[...] Não havia soldados no lugar, nem havia juiz.
E como o vigário residia longe, a mulher de seu Ribeiro rezava o terço e contava histórias de santos às crianças. É possível que nem todas as histórias fossem verdadeiras, mas as crianças daquele tempo não se preocupavam com a verdade.
Seu Ribeiro tinha família pequena e casa grande. A casa estava sempre cheia. Os algodoais do major eram grandes também. Nas colheitas a população corria para eles. E os pretos não sabiam que eram pretos, e os brancos não sabia que eram brancos.
Na verdade seu Ribeiro infundia respeito. Se havia barulho na feira, levantava o braço e gritava:
- Quem for meu me acompanhe.
E a feira se desmanchava, o barulho findava, todo mundo seguia o major porque todo mundo era do major.
Nas noites de S. João uma fogueira enorme iluminava a casa de seu Ribeiro. Havia fogueiras diante das outras casas, mas a fogueira do major tinha muitas outras carradas de lenha. As moças e os rapazes andavam ao redor dela, de braço dado. Assava-se milho verde nas brasas e davam-se tiros medonhos de bacamarte. O major possuía um bacamarte, mas o bacamarte só se desenferrujava pelos festejos de S. João.
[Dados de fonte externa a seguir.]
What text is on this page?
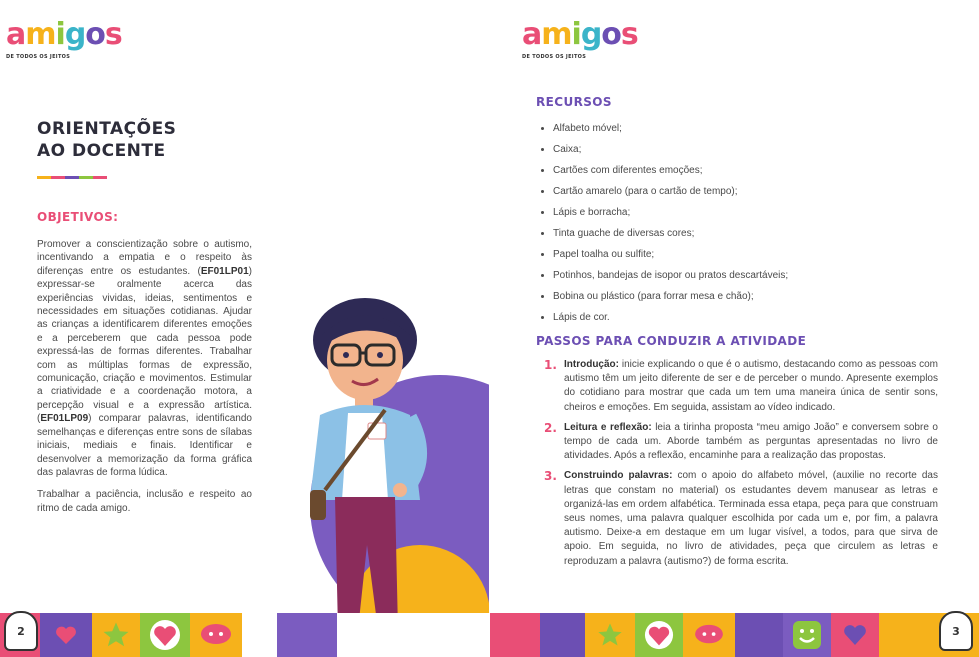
amigos
DE TODOS OS JEITOS
ORIENTAÇÕES
AO DOCENTE
OBJETIVOS:

Promover a conscientização sobre o autismo, incentivando a empatia e o respeito às diferenças entre os estudantes. (EF01LP01) expressar-se oralmente acerca das experiências vividas, ideias, sentimentos e necessidades em situações cotidianas. Ajudar as crianças a identificarem diferentes emoções e a perceberem que cada pessoa pode expressá-las de formas diferentes. Trabalhar com as múltiplas formas de expressão, comunicação, criação e movimentos. Estimular a criatividade e a coordenação motora, a percepção visual e a expressão artística. (EF01LP09) comparar palavras, identificando semelhanças e diferenças entre sons de sílabas iniciais, mediais e finais. Identificar e desenvolver a memorização da forma gráfica das palavras de forma lúdica.

Trabalhar a paciência, inclusão e respeito ao ritmo de cada amigo.

2
amigos
DE TODOS OS JEITOS
RECURSOS
• Alfabeto móvel;
• Caixa;
• Cartões com diferentes emoções;
• Cartão amarelo (para o cartão de tempo);
• Lápis e borracha;
• Tinta guache de diversas cores;
• Papel toalha ou sulfite;
• Potinhos, bandejas de isopor ou pratos descartáveis;
• Bobina ou plástico (para forrar mesa e chão);
• Lápis de cor.
PASSOS PARA CONDUZIR A ATIVIDADE
1. Introdução: inicie explicando o que é o autismo, destacando como as pessoas com autismo têm um jeito diferente de ser e de perceber o mundo. Apresente exemplos do cotidiano para mostrar que cada um tem uma maneira única de sentir sons, cheiros e emoções. Em seguida, assistam ao vídeo indicado.
2. Leitura e reflexão: leia a tirinha proposta “meu amigo João” e conversem sobre o tempo de cada um. Aborde também as perguntas apresentadas no livro de atividades. Após a reflexão, encaminhe para a realização das propostas.
3. Construindo palavras: com o apoio do alfabeto móvel, (auxilie no recorte das letras que constam no material) os estudantes devem manusear as letras e organizá-las em ordem alfabética. Terminada essa etapa, peça para que construam seus nomes, uma palavra qualquer escolhida por cada um e, por fim, a palavra autismo. Deixe-a em destaque em um lugar visível, a todos, para que sirva de apoio. Em seguida, no livro de atividades, peça que circulem as letras e reproduzam a palavra (autismo?) de forma escrita.
3
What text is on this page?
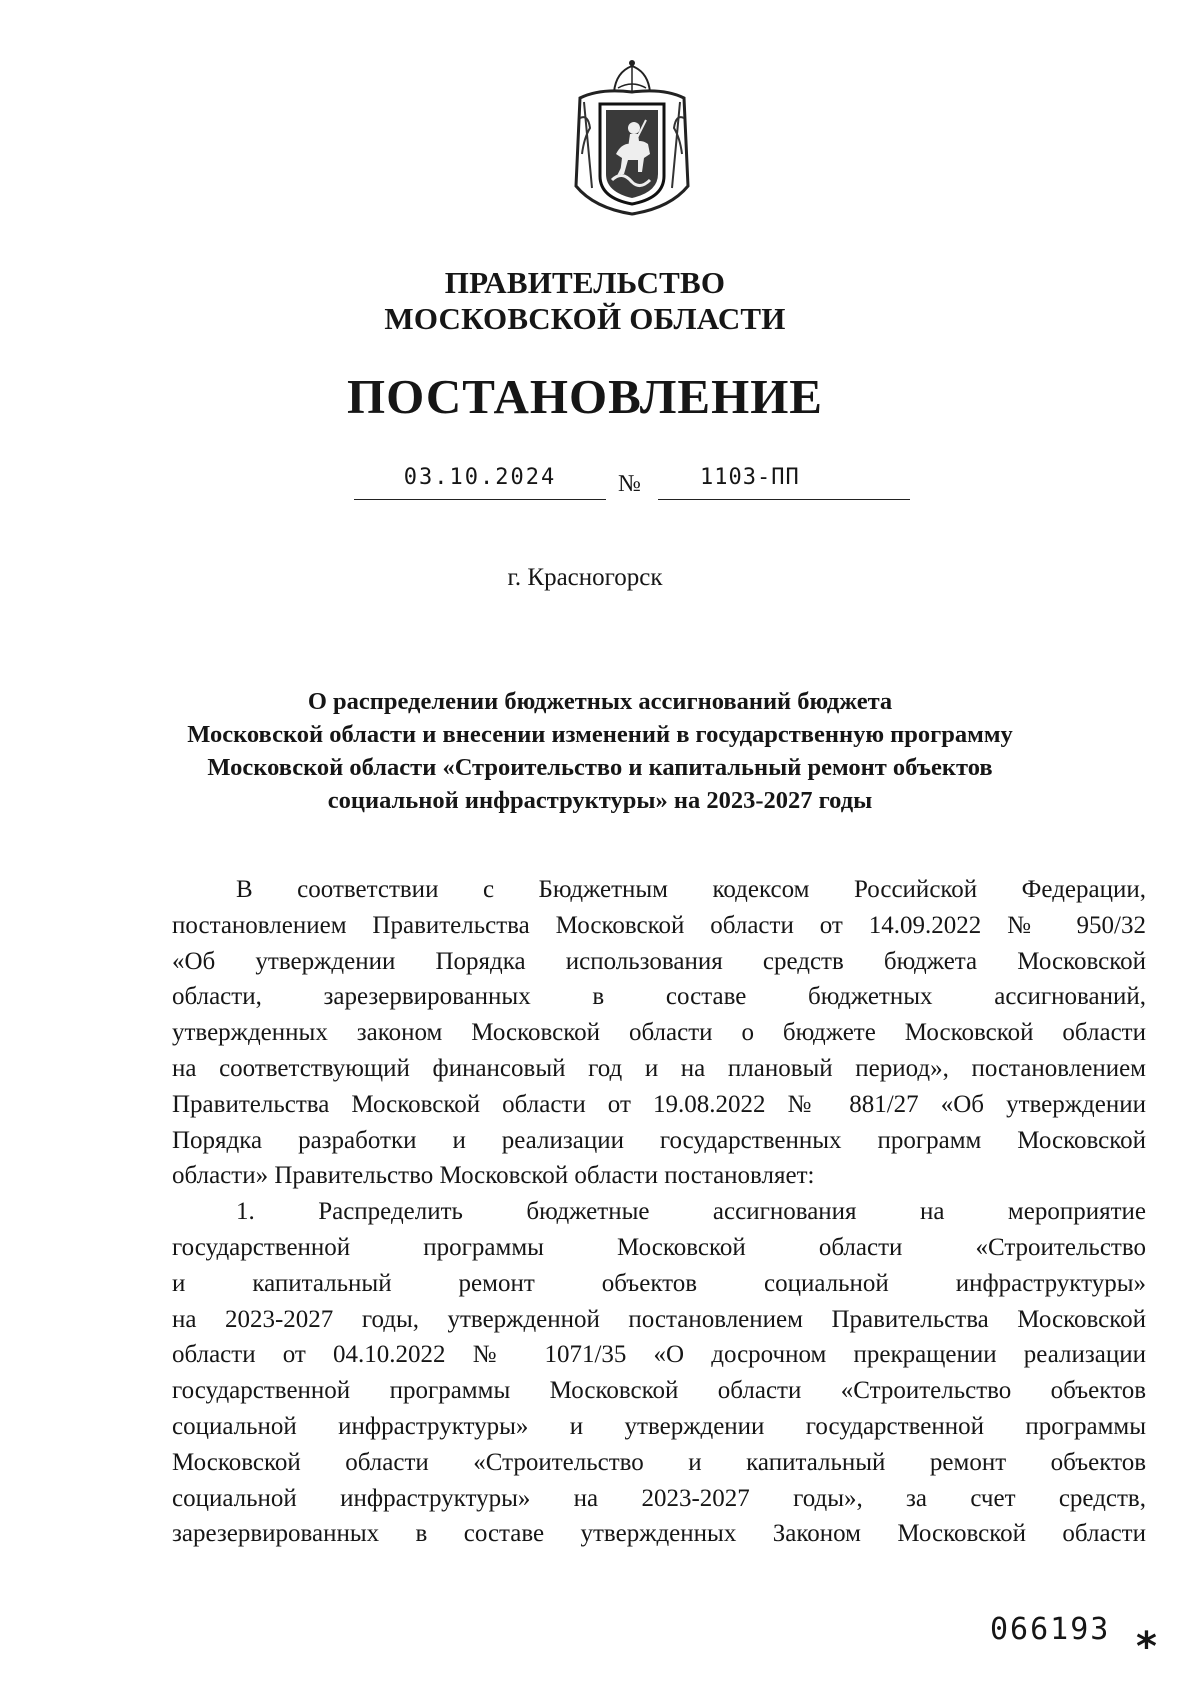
ПРАВИТЕЛЬСТВО
МОСКОВСКОЙ ОБЛАСТИ
ПОСТАНОВЛЕНИЕ
03.10.2024	№	1103-ПП
г. Красногорск
О распределении бюджетных ассигнований бюджета
Московской области и внесении изменений в государственную программу
Московской области «Строительство и капитальный ремонт объектов
социальной инфраструктуры» на 2023-2027 годы
В соответствии с Бюджетным кодексом Российской Федерации,
постановлением Правительства Московской области от 14.09.2022 № 950/32
«Об утверждении Порядка использования средств бюджета Московской
области, зарезервированных в составе бюджетных ассигнований,
утвержденных законом Московской области о бюджете Московской области
на соответствующий финансовый год и на плановый период», постановлением
Правительства Московской области от 19.08.2022 № 881/27 «Об утверждении
Порядка разработки и реализации государственных программ Московской
области» Правительство Московской области постановляет:
1. Распределить бюджетные ассигнования на мероприятие
государственной программы Московской области «Строительство
и капитальный ремонт объектов социальной инфраструктуры»
на 2023-2027 годы, утвержденной постановлением Правительства Московской
области от 04.10.2022 № 1071/35 «О досрочном прекращении реализации
государственной программы Московской области «Строительство объектов
социальной инфраструктуры» и утверждении государственной программы
Московской области «Строительство и капитальный ремонт объектов
социальной инфраструктуры» на 2023-2027 годы», за счет средств,
зарезервированных в составе утвержденных Законом Московской области
066193 *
Ora, essas coisas se passaram antigamente.
Mudou tudo. Gente nasceu, gente morreu, os afilhados do major cresceram e foram para o serviço militar, em estrada de ferro.
O povoado transformou-se em vila, a vila transformou-se em cidade, com chefe político, juiz de direito, promotor e delegado de polícia.
Trouxeram máquinas – e a bolandeira do major parou.
Veio o vigário, que fechou a capela e construiu uma igreja bonita. As histórias dos santos morreram na memória das crianças.
Chegou o médico. Não acreditava nos santos. A mulher de seu Ribeiro entristeceu, emagreceu e finou-se.
O advogado abriu consultório, a sabedoria do major encolheu-se – e surgiram no foro numerosas questões.
Efetivamente a cidade teve um progresso rápido. Muitos homens adotaram gravatas e profissões desconhecidas. Os carros de boi deixaram de chiar nos caminhos estreitos. O automóvel, a gasolina, a eletricidade e o cinema. E impostos.
As moças e os rapazes não rodeavam, de braço dado, as fogueiras de S. João: dançavam o tango, no frevo.
Um dia seu Ribeiro reconheceu que vivia numa casa grande demais. Vendeu-a e adquiriu outra, pequena. Como havia agora liberdade excessiva, a autoridade dele foi minguando, até desaparecer.
Seu Ribeiro tinha um filho, que jogava futebol, e uma filha, que usava fitas, muitas fitas.
Acharam o lugar atrasado e fugiram. Seu Ribeiro escondeu-se, cheio de vergonha. Amofinou-se uma semana, desfez-se dos cacarecos e foi procurar os filhos. Não os encontrou: andavam por aí, ela pelas fábricas, ele no exército.
Seu Ribeiro enraizou-se na capital. Conheceu enfermarias de indigentes, dormiu nos bancos dos jardins, vendeu bilhetes de loteria, tornou-se bicheiro e agente de sociedades ratoeiras. Ao cabo e dez anos era gerente e guarda-livros da Gazeta, com cento e cinqüenta mil-réis de ordenado, e pedia dinheiro aos amigos.
Quando o velho acabou de escorrer a sua narrativa, exclamei:
- Tenho a impressão de que o senhor deixou as pernas debaixo de um automóvel, seu Ribeiro. Por que não andou mais depressa? É o diabo.